Goldman Sachs Revela Posição de US$ 1,1 Bilhão em ETFs de Bitcoin
O Goldman Sachs, uma das instituições financeiras mais respeitáveis de Wall Street, anunciou uma ampliação significativa em suas participações em criptomoedas, com cerca de US$ 2,36 bilhões em exposição total ao mercado cripto.

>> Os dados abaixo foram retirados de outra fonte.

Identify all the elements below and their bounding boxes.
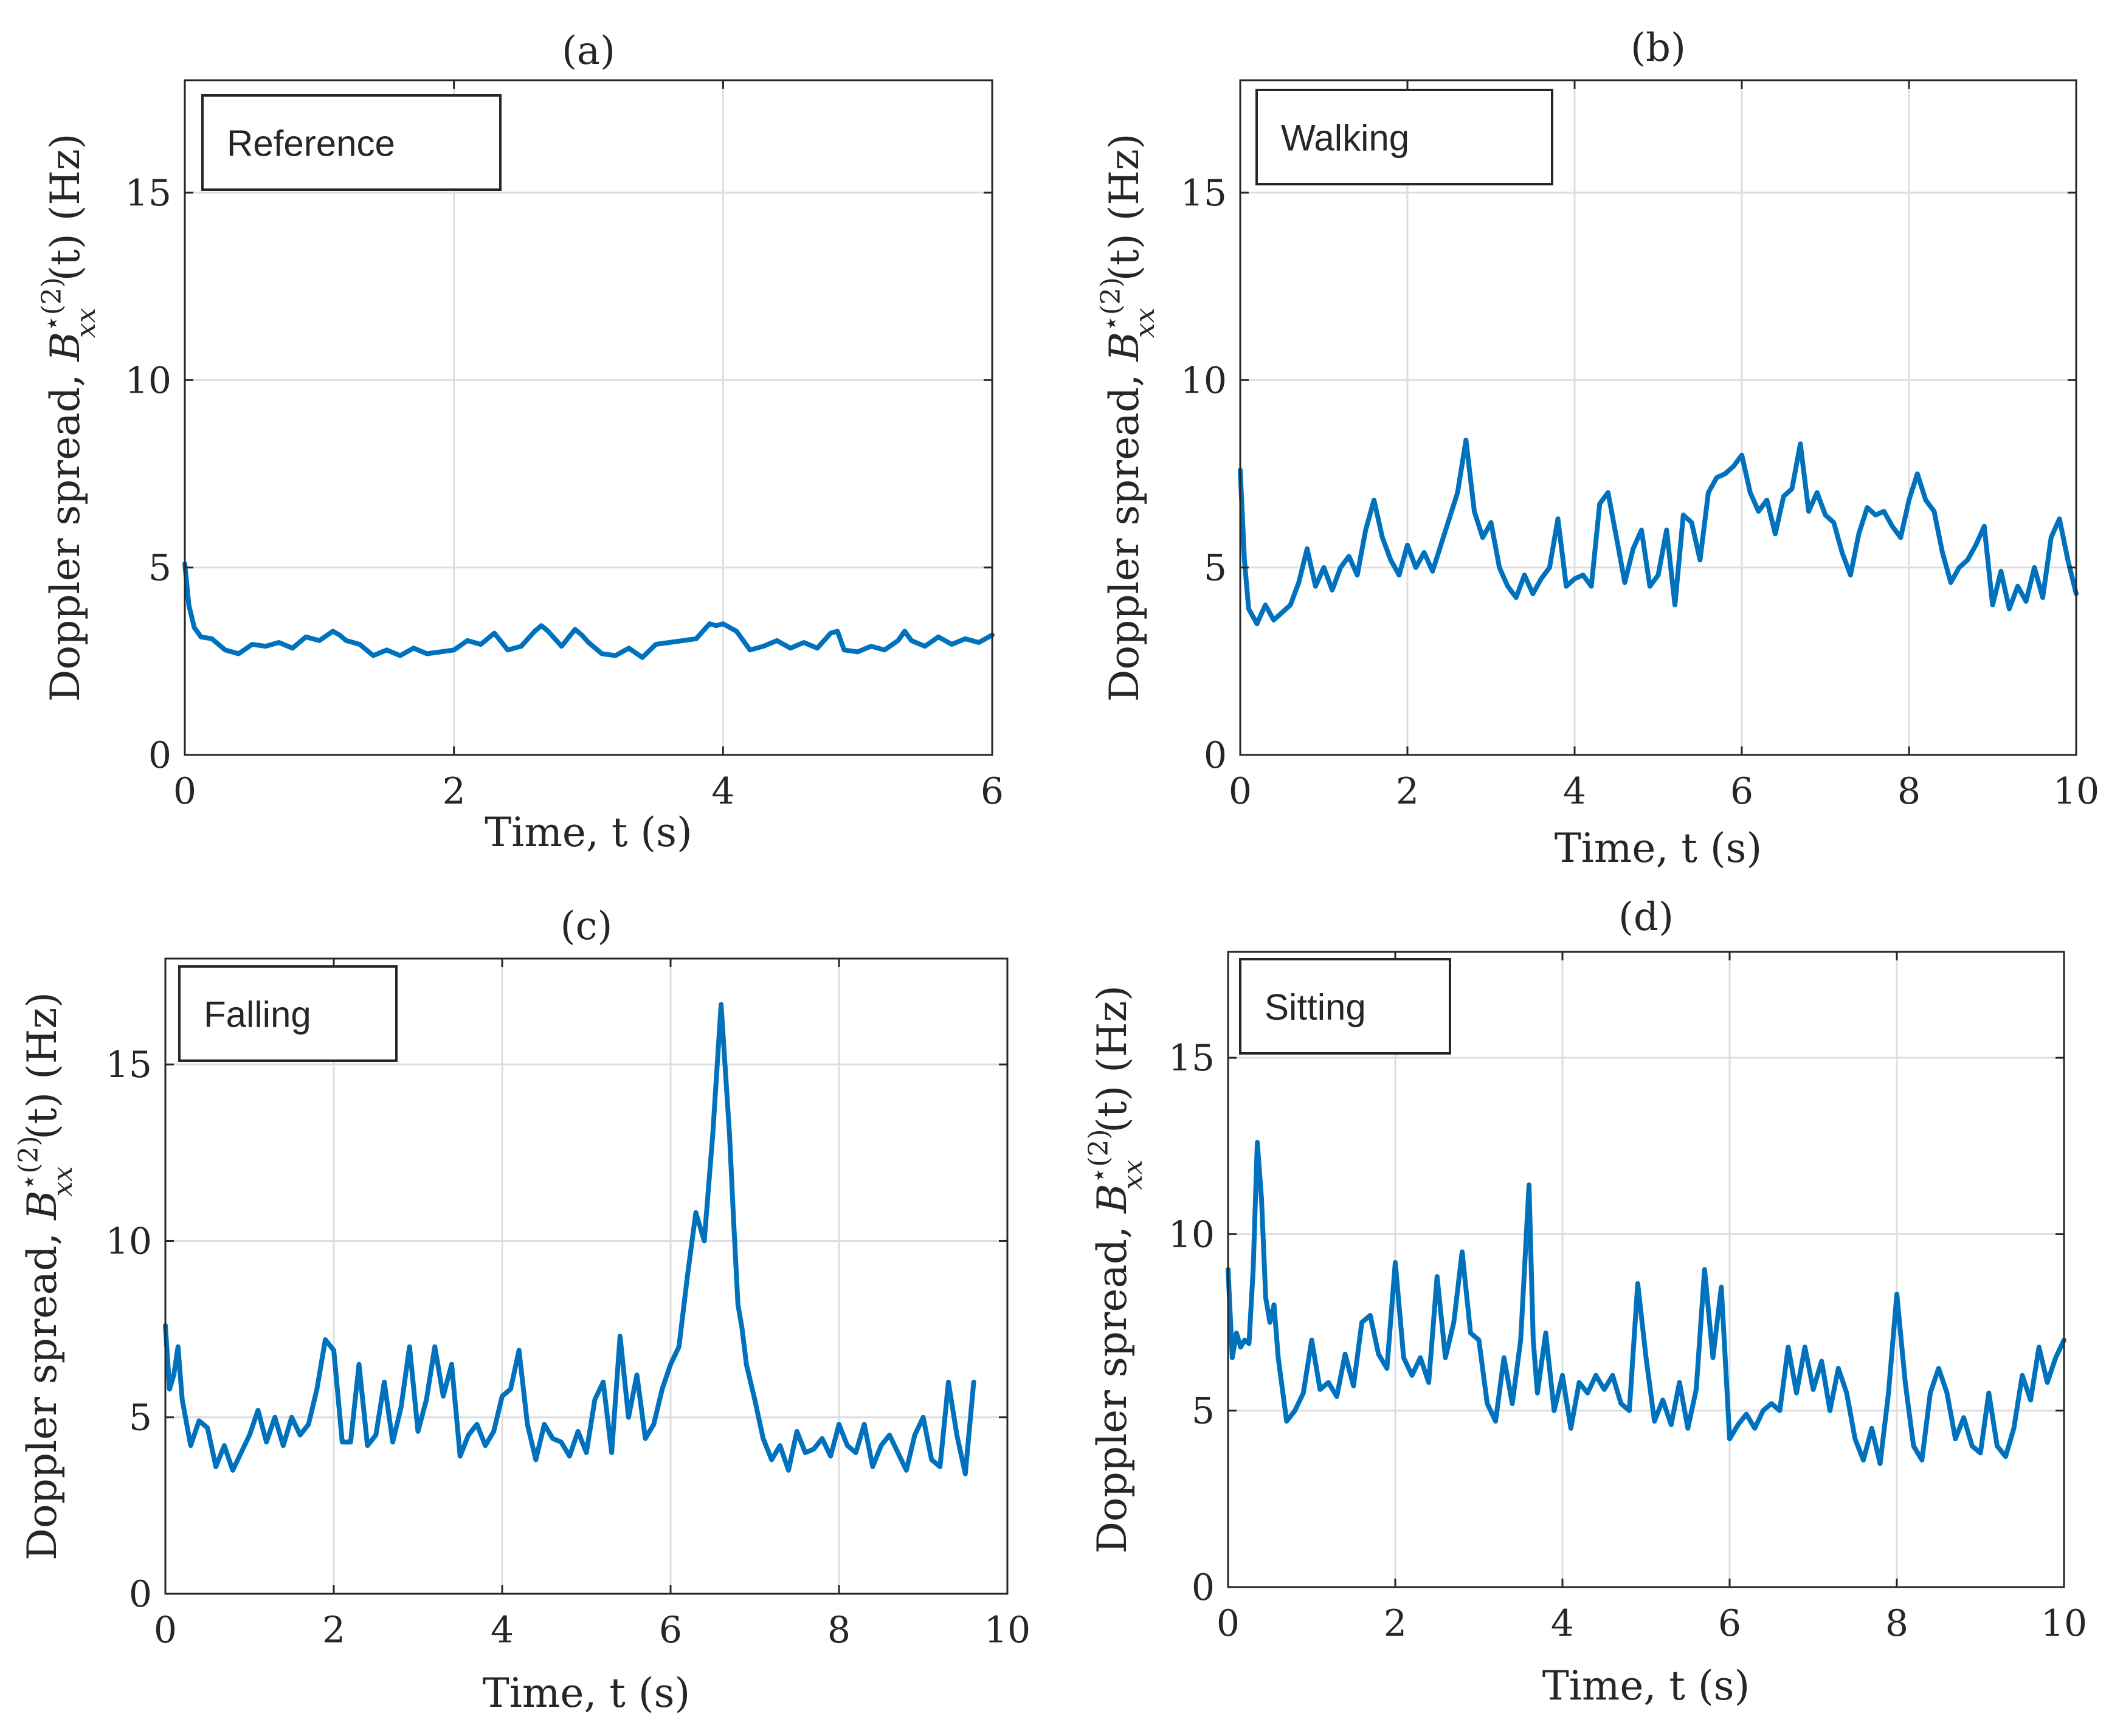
panel-c-x-tick-label: 10 [984,1609,1030,1652]
panel-c-y-axis-label-prefix: Doppler spread, [19,1220,66,1560]
panel-d-y-axis-label-prefix: Doppler spread, [1089,1213,1136,1554]
panel-c-legend-box [178,965,398,1062]
panel-d-x-tick-label: 2 [1384,1602,1407,1645]
panel-d-axes-box [1227,951,2065,1588]
panel-d-y-tick-label: 10 [1168,1213,1215,1256]
panel-d-legend-label: Sitting [1265,987,1366,1028]
panel-c-y-tick-label: 5 [129,1397,152,1439]
panel-c-y-tick-label: 15 [106,1044,152,1086]
panel-b-x-tick-label: 6 [1730,770,1753,813]
panel-d-y-tick-label: 0 [1192,1566,1215,1609]
panel-c-title: (c) [561,904,613,949]
panel-d-y-axis-label-symbol: B [1089,1183,1136,1214]
panel-c-legend-label: Falling [204,994,311,1035]
panel-c-x-tick-label: 6 [659,1609,682,1652]
panel-b-y-axis-label-sub: xx [1130,308,1161,338]
panel-a-x-axis-label: Time, t (s) [485,809,692,856]
panel-d-y-axis-label-suffix: (t) (Hz) [1089,985,1136,1133]
panel-c-x-tick-label: 0 [154,1609,177,1652]
panel-a-y-tick-label: 0 [148,734,171,777]
panel-c-y-axis-label-sup: ⋆(2) [13,1135,44,1190]
panel-c-y-tick-label: 0 [129,1573,152,1616]
panel-d-series-sitting [1226,1140,2066,1466]
panel-b-y-axis-label-suffix: (t) (Hz) [1101,134,1148,281]
panel-a-x-tick-label: 2 [443,770,466,813]
panel-a-y-axis-label-suffix: (t) (Hz) [42,134,89,281]
panel-d-x-tick-label: 6 [1718,1602,1741,1645]
panel-c-y-axis-label-suffix: (t) (Hz) [19,992,66,1140]
panel-d-x-tick-label: 10 [2041,1602,2087,1645]
panel-d-legend-box [1239,958,1451,1055]
panel-a-y-tick-label: 5 [148,547,171,590]
panel-a-y-axis-label-symbol: B [42,332,89,362]
panel-b-y-tick-label: 10 [1181,359,1227,402]
panel-a-x-tick-label: 4 [711,770,734,813]
panel-b-x-tick-label: 2 [1396,770,1419,813]
panel-b-legend-label: Walking [1281,118,1409,159]
panel-b-y-tick-label: 15 [1181,172,1227,215]
panel-b-legend-box [1255,89,1553,185]
panel-d-x-tick-label: 8 [1885,1602,1908,1645]
panel-b-axes-box [1239,79,2077,756]
panel-d-x-axis-label: Time, t (s) [1542,1662,1750,1709]
panel-b-title: (b) [1631,26,1686,71]
panel-a-y-axis-label: Doppler spread, B⋆(2) xx (t) (Hz) [36,134,102,702]
panel-b-x-tick-label: 0 [1229,770,1252,813]
panel-c-y-tick-label: 10 [106,1220,152,1262]
panel-c-y-axis-label-symbol: B [19,1190,66,1221]
panel-a-legend-box [201,94,502,191]
panel-c-x-tick-label: 8 [827,1609,851,1652]
panel-d: 0 2 4 6 8 10 0 5 10 15 (d) Time, t (s) Doppler sprea… [1083,895,2087,1709]
panel-c-x-tick-label: 2 [322,1609,345,1652]
panel-a-x-tick-label: 0 [173,770,196,813]
panel-b-x-tick-label: 8 [1897,770,1921,813]
panel-b-y-axis-label-prefix: Doppler spread, [1101,361,1148,701]
panel-d-y-tick-label: 15 [1168,1037,1215,1080]
panel-b-y-tick-label: 0 [1204,734,1227,777]
panel-b-x-axis-label: Time, t (s) [1555,825,1762,872]
panel-a-legend-label: Reference [227,123,395,164]
panel-d-x-tick-label: 4 [1551,1602,1574,1645]
panel-b-x-tick-label: 4 [1563,770,1586,813]
panel-a-x-tick-label: 6 [981,770,1004,813]
panel-d-y-axis-label: Doppler spread, B⋆(2) xx (t) (Hz) [1083,985,1148,1554]
panel-d-y-tick-label: 5 [1192,1390,1215,1433]
panel-b-y-tick-label: 5 [1204,547,1227,590]
panel-a-y-tick-label: 15 [125,172,171,215]
panel-a: 0 2 4 6 0 5 10 15 (a) Time, t (s) Doppler spread, … [36,29,1004,856]
panel-c: 0 2 4 6 8 10 0 5 10 15 (c) Time, t (s) Doppler sprea… [13,904,1030,1717]
panel-a-y-tick-label: 10 [125,359,171,402]
panel-b-y-axis-label-sup: ⋆(2) [1096,277,1127,332]
panel-b: 0 2 4 6 8 10 0 5 10 15 (b) Time, t (s) Doppler sprea… [1096,26,2099,872]
panel-a-title: (a) [562,29,615,74]
panel-c-x-tick-label: 4 [491,1609,514,1652]
panel-a-series-reference [182,561,995,660]
panel-b-y-axis-label: Doppler spread, B⋆(2) xx (t) (Hz) [1096,134,1161,702]
panel-c-y-axis-label-sub: xx [47,1166,78,1197]
panel-a-y-axis-label-sup: ⋆(2) [36,277,67,332]
panel-a-y-axis-label-sub: xx [71,308,102,338]
panel-a-y-axis-label-prefix: Doppler spread, [42,361,89,701]
panel-d-y-axis-label-sup: ⋆(2) [1083,1129,1114,1183]
panel-c-axes-box [164,957,1009,1595]
panel-b-series-walking [1238,438,2079,627]
panel-a-axes-box [184,79,993,756]
panel-b-y-axis-label-symbol: B [1101,332,1148,362]
panel-b-x-tick-label: 10 [2053,770,2099,813]
panel-d-title: (d) [1618,895,1674,940]
panel-c-y-axis-label: Doppler spread, B⋆(2) xx (t) (Hz) [13,992,78,1560]
panel-d-x-tick-label: 0 [1217,1602,1240,1645]
panel-c-x-axis-label: Time, t (s) [483,1670,691,1717]
panel-c-series-falling [163,1002,976,1476]
panel-d-y-axis-label-sub: xx [1117,1160,1148,1190]
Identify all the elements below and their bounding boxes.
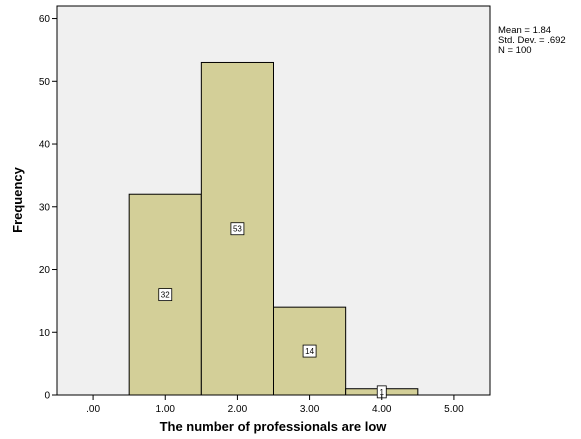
data-label-53: 53 bbox=[233, 225, 242, 234]
y-tick-label: 40 bbox=[39, 140, 51, 151]
statistics-legend: Mean = 1.84 Std. Dev. = .692 N = 100 bbox=[498, 26, 566, 56]
y-tick-label: 50 bbox=[39, 77, 51, 88]
x-tick-label: 3.00 bbox=[300, 404, 320, 415]
y-tick-label: 20 bbox=[39, 265, 51, 276]
data-label-32: 32 bbox=[161, 291, 170, 300]
bars-layer: 32 53 14 1 bbox=[128, 61, 419, 399]
y-tick-label: 60 bbox=[39, 14, 51, 25]
data-label-1: 1 bbox=[380, 388, 385, 397]
y-tick-label: 0 bbox=[44, 391, 50, 402]
y-tick-label: 30 bbox=[39, 202, 51, 213]
x-tick-label: 1.00 bbox=[156, 404, 176, 415]
x-tick-label: 2.00 bbox=[228, 404, 248, 415]
x-tick-label: 5.00 bbox=[444, 404, 464, 415]
data-label-box bbox=[302, 344, 317, 358]
stat-n: N = 100 bbox=[498, 45, 532, 56]
axis-layer: 0 10 20 30 40 50 60 .00 1.00 2.00 3.00 4.00 5.00 bbox=[39, 14, 464, 415]
data-label-14: 14 bbox=[305, 347, 314, 356]
y-axis-title: Frequency bbox=[10, 166, 25, 233]
x-axis-title: The number of professionals are low bbox=[160, 419, 388, 434]
y-tick-label: 10 bbox=[39, 328, 51, 339]
stat-std-dev: Std. Dev. = .692 bbox=[498, 35, 566, 46]
data-label-box bbox=[230, 222, 245, 236]
x-tick-label: .00 bbox=[86, 404, 100, 415]
stat-mean: Mean = 1.84 bbox=[498, 25, 552, 36]
data-label-box bbox=[158, 288, 173, 302]
x-tick-label: 4.00 bbox=[372, 404, 392, 415]
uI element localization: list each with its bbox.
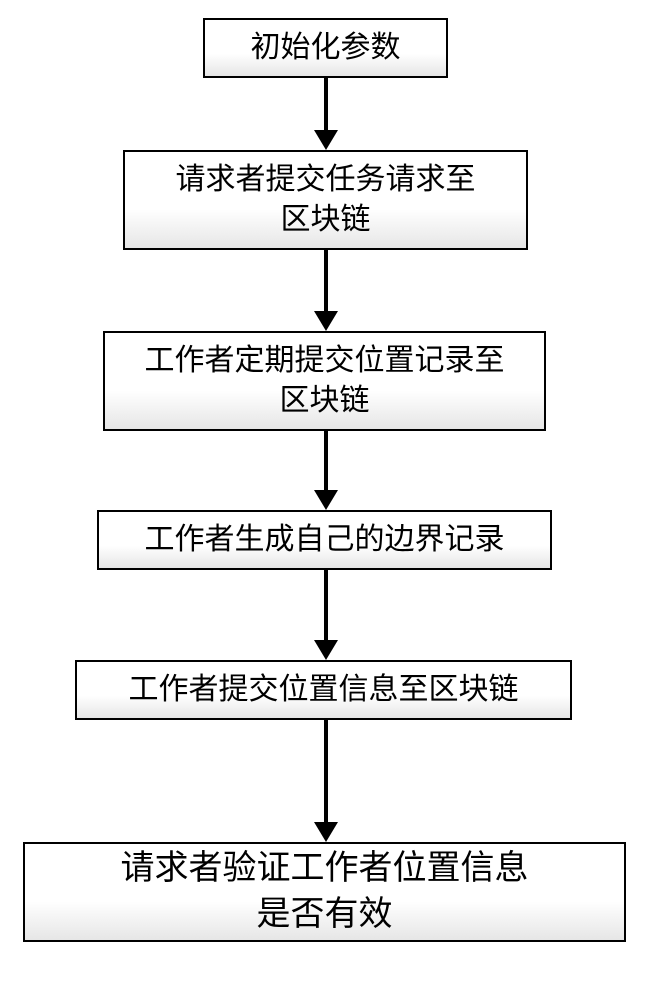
flowchart-node: 请求者验证工作者位置信息 是否有效 [23, 842, 626, 942]
node-label: 请求者验证工作者位置信息 是否有效 [121, 846, 529, 938]
arrow-head-icon [314, 640, 338, 660]
arrow-head-icon [314, 130, 338, 150]
arrow-line [324, 78, 328, 130]
flowchart-node: 工作者提交位置信息至区块链 [75, 660, 572, 720]
node-label: 工作者定期提交位置记录至 区块链 [145, 341, 505, 422]
arrow-line [324, 570, 328, 640]
flowchart-container: 初始化参数请求者提交任务请求至 区块链工作者定期提交位置记录至 区块链工作者生成… [0, 0, 652, 1000]
node-label: 初始化参数 [251, 28, 401, 69]
node-label: 请求者提交任务请求至 区块链 [176, 160, 476, 241]
arrow-head-icon [314, 490, 338, 510]
arrow-line [324, 720, 328, 822]
arrow-head-icon [314, 311, 338, 331]
node-label: 工作者提交位置信息至区块链 [129, 670, 519, 711]
flowchart-node: 工作者生成自己的边界记录 [97, 510, 552, 570]
arrow-line [324, 431, 328, 490]
arrow-head-icon [314, 822, 338, 842]
flowchart-node: 请求者提交任务请求至 区块链 [123, 150, 528, 250]
node-label: 工作者生成自己的边界记录 [145, 520, 505, 561]
arrow-line [324, 250, 328, 311]
flowchart-node: 工作者定期提交位置记录至 区块链 [103, 331, 546, 431]
flowchart-node: 初始化参数 [203, 18, 448, 78]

O Goldman Sachs, uma das instituições financeiras mais respeitáveis de Wall Street, anunciou uma ampliação significativa em suas participações em criptomoedas, com cerca de US$ 2,36 bilhões em exposição total ao mercado cripto. Dentre esse montante, impressionantes US$ 1,1 bilhão estão alocados em ETFs de Bitcoin, conforme revelado em documentos de divulgação financeira. Essa quantidade em Bitcoin representa a maior parte em comparação a qualquer outro ativo digital listado, evidenciando a mudança de postura do banco em relação ao Bitcoin, que anteriormente era visto com ceticismo.
A posição de US$ 1,1 bilhão está alocada no IBIT, o ETF iShares Bitcoin Trust da BlackRock. Além disso, os documentos da SEC revelaram que o Goldman Sachs possui aproximadamente US$ 35,8 milhões no Fundo Wise Origin Bitcoin da Fidelity, cerca de US$ 92 mil em American Bitcoin e aproximadamente US$ 57 mil em Bitcoin Depot, além de participações em várias outras empresas de mineração ou serviço na nuvem relacionadas ao Bitcoin. Os registros também indicam que o banco detém centenas de milhares em opções de compra e venda de IBIT.
A entrada do Goldman Sachs no mercado de Bitcoin começou há mais de cinco anos, com tentativas cautelosas de explorar essa classe de ativos. Em 2022, a instituição executou seu primeiro empréstimo garantido por BTC e uma negociação de opções de Bitcoin não entregáveis, marcos importantes que sinalizaram seus primeiros passos estratégicos no universo das criptomoedas. No entanto, durante grande parte de sua história, o banco se mostrou reticente em relação ao cripto, com executivos distanciando a instituição do Bitcoin como uma classe de investimento.
Essa postura começou a mudar significativamente em 2024, quando documentos da SEC mostraram a primeira acumulação relevante de ETFs de Bitcoin por parte do Goldman Sachs, incluindo o iShares Bitcoin Trust da BlackRock (IBIT) e o Fundo Wise Origin da Fidelity. Arquivos institucionais dessa época revelaram que o banco triplicou sua participação em ETFs de Bitcoin em poucos meses, elevando suas holdings para cerca de US$ 1,5 bilhão, tornando-se assim um dos maiores detentores institucionais de ETFs de Bitcoin.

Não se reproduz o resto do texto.